Meski tak pernah mengucap secara gamblang, keberadaan Gibran sebagai cawapres Prabowo seolah menjadi penerang di barisan mana Jokowi akan berada saat Pilpres 2024. Dengan berbagai hasil survei elektabilitas yang menempatkan pasangan Prabowo-Gibran di urutan teratas, ditambah dukungan dari Jokowi, apakah Paslon 02 itu akan memenangi Pilpres 2024?
Baca juga:
Pengamat politik Eep Saefulloh Fatah mengungkapkan, bila dilihat dari segi kontestasi secara langsung, pernyataan Romi memang ada benarnya. Jokowi mampu memenangi Pilkada Surakarta, Pilkada DKI Jakarta dan dua kali meraih kemenangan di pilpres.
Tapi, lanjut Eep, publik juga jangan melupakan kontestasi di Pilkada DKI Jakarta 2017. Saat itu, Jokowi tidak terlibat langsung sebagai calon.

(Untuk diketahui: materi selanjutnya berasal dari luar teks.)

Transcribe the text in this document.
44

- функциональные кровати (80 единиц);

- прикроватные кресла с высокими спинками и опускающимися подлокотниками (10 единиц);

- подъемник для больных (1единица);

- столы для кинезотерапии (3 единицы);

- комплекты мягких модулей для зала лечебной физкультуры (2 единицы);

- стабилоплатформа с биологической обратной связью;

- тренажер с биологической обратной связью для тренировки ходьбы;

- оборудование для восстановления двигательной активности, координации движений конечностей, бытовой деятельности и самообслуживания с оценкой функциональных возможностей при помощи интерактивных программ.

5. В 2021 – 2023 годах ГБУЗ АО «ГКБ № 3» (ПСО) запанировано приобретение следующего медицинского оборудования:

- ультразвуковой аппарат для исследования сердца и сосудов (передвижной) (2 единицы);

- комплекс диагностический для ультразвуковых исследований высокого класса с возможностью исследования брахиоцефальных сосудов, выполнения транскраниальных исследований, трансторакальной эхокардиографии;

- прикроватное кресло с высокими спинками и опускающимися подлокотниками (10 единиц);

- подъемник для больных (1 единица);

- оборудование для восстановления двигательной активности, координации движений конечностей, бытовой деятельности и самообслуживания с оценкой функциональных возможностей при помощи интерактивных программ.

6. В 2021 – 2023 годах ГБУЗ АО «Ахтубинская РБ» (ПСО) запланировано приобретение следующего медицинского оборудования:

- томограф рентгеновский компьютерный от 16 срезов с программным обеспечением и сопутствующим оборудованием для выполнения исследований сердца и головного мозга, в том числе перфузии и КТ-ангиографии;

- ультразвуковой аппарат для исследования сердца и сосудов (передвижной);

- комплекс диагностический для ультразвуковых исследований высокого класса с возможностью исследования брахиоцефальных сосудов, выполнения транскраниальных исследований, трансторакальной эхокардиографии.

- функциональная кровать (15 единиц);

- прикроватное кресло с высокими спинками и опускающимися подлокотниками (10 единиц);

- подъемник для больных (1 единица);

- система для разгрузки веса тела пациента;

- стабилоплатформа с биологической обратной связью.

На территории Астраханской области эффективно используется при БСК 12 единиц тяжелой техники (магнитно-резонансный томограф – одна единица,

Publik meyakini bila Jokowi mengendors dan mendukung Basuki Tjahaja Purnama atau Ahok dibandingkan kompetitornya, yakni Anies Baswedan dan Agus Harimurti Yudhoyono.
“Hasilnya sudah kita ketahui bersama di mana Anies yang memenangi Pilkada DKI Jakarta setelah mengalahkan Ahok di putaran kedua. Artinya, memang jika berkontestasi langsung Jokowi tidak pernah kalah. Tapi, ketika mengendors orang lain, calon yang didukung Jokowi bisa dikalahkan,” sambungnya.
Jangan Lupakan Sejarah
Kondisi Pilpres 2024 memiliki kemiripan dengan Pilkada DKI Jakarta 2017 lalu. Ada tiga pasang calon yang berkontestasi, dan calon yang dianggap mendapat endorsement dari Jokowi menempati peringkat teratas dalam berbagai hasil survei. Seperti Pilpres 2024, di Pilkada DKI Jakarta 2017 pun ada keyakinan bahwa pasangan Ahok dan Djarot mampu memenangi dalam satu putaran.
“Kita sering lupa, dalam setiap pemilu akan muncul ekskalasi-ekskalasi politik jelang pencoblosan. 2017 dulu, kita masih ingat ada Gerakan 212, dan saat ini mulai ramai suara-suara dari berbagai civitas akademika,” tuturnya.
Pendiri PolMark Research Centre ini menambahkan, situasi saat ini menyulitkan pasangan Prabowo-Gibran untuk menang dalam satu putaran di pilpres. Dia menyebut, dari survei yang dilakukan pada 14-25 Januari 2024 terhadap 2.600 responden di seluruh Indonesia, mayoritas masih memikirkan secara matang untuk memilih capres dan cawapres yang ada.
Berdasarkan survei PolMark, lanjut Eep, 25 persen pemilih masih labil atau belum menentukan pilihannya sampai sekarang dan 14 persen diantaranya masih mempertimbangkan pilihannya hingga mendekati hari pencoblosan pada 14 Februari 2024.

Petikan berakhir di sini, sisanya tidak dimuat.